Controlling Li-Air Battery Chemistry

Catalytic cluster size dictates product morphology and battery performance

by Mitch Jacoby
September 22, 2014 | A version of this story appeared in Volume 92, Issue 38

SHAPES APLENTY
Three micrographs show different Ag-Li crystal morphologies in the micrometer size regime.
Credit: Nat. Commun.
Small differences in the size of catalytic silver clusters greatly affect Li-air battery chemistry and performance.Small differences in the size of catalytic silver clusters greatly affect Li-air battery chemistry and performance.

With their ability to pack roughly 10 times more energy per weight than lithium-ion batteries, Li-air batteries look amazing—at least on paper. In practice, they don’t fare too well. Preventing these batteries from failing quickly requires controlling complex and incompletely understood chemical reactions that occur during charge and discharge.

A team of electrochemists has taken a step in that direction. They made a series of Li-air battery electrodes with precisely formed nanosized features and showed that the batteries’ chemistry and performance depend intimately on the structure of those features (Nat. Commun. 2014, DOI: 10.1038/ncomms5895). The study provides insights into the chemistry that drives these batteries and shows that microscopic structuring of battery components may improve performance.

Li-air batteries have been touted as a possible power source for electric vehicles with long driving range. Yet these batteries remain far from mass production because of their short lifetimes, low numbers of charging cycles, and sluggish discharge rates.
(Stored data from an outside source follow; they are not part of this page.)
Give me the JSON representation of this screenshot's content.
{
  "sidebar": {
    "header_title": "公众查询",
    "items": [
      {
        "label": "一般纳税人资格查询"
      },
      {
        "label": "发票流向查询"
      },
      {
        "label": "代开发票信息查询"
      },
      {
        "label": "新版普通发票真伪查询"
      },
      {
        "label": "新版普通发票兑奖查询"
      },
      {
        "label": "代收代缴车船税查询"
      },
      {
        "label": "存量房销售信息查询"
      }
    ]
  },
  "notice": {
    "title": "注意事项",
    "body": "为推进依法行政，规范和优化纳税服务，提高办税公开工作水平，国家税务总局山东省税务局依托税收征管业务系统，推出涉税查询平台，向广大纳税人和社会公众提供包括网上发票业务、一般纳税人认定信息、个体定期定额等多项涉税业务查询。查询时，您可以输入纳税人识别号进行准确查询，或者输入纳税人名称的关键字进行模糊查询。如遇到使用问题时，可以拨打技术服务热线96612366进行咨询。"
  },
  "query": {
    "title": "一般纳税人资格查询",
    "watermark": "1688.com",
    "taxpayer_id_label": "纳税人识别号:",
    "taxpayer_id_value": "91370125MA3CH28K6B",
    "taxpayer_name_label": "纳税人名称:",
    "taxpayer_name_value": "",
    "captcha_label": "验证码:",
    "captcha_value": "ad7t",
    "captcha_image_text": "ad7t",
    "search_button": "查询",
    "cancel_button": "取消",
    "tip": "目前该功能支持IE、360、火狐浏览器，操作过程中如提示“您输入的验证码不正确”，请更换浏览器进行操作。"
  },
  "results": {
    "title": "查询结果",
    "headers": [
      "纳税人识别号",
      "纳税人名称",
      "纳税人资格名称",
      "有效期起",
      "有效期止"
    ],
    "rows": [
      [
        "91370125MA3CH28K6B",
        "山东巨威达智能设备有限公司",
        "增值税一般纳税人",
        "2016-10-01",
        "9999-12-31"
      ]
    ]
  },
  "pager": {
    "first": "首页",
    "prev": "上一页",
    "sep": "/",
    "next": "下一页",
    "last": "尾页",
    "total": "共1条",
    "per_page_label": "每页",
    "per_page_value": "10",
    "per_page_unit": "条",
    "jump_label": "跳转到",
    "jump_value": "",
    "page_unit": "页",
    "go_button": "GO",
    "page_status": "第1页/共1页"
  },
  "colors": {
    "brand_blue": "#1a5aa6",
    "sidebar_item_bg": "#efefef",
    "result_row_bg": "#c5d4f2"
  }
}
Ferreting out details of the chemistry associated with these problems—a key step to solving them—remains challenging because the exact nature of the electrochemically active sites is unknown.

So a team led by Jun Lu, Stefan Vajda, and Larry A. Curtiss of Argonne National Laboratory prepared defect-free carbon electrodes by treating the carbon surface with a thin film of alumina. Then, using previously developed molecular beam methods, the researchers decorated the electrodes with size-selected catalytically active silver clusters. The clusters consisted of three, nine, or 15 atoms. Finally, by using various characterization methods and electrochemistry tests, they analyzed the Li2O2-based product that forms in Li-air batteries and evaluated battery performance.

The analyses show that the morphology, crystallinity, and other properties of the Li2O2-based material vary with silver cluster size. Ag3 clusters yielded fine particulate films built up from nanosized plates. Electrodes with Ag9 clusters led to formation of rough toroid-shaped features (~500 nm long) consisting of nanorod building blocks. And electrodes with Ag15 clusters resulted in large (~1,000 nm long) smooth-surfaced toroids composed of spherical nanoparticles. Compared with Ag3- and Ag9-based batteries, the ones with Ag15 clusters exhibited higher charge capacity (~3,500 versus ~2,400 milliampere-hours per gram) and lasted for roughly 10 charging cycles before failing. The other batteries failed even more quickly.

It’s remarkable that small differences in cluster size yield completely different morphologies and battery performance, says Jeffrey Greeley of Purdue University. He notes that the team’s computations show that these differences can be traced to subtle differences in the energetics of lithium peroxide interaction with the various clusters. He adds, “It is entirely possible that clusters of other elements, even alloy clusters, could ultimately show even better performance.”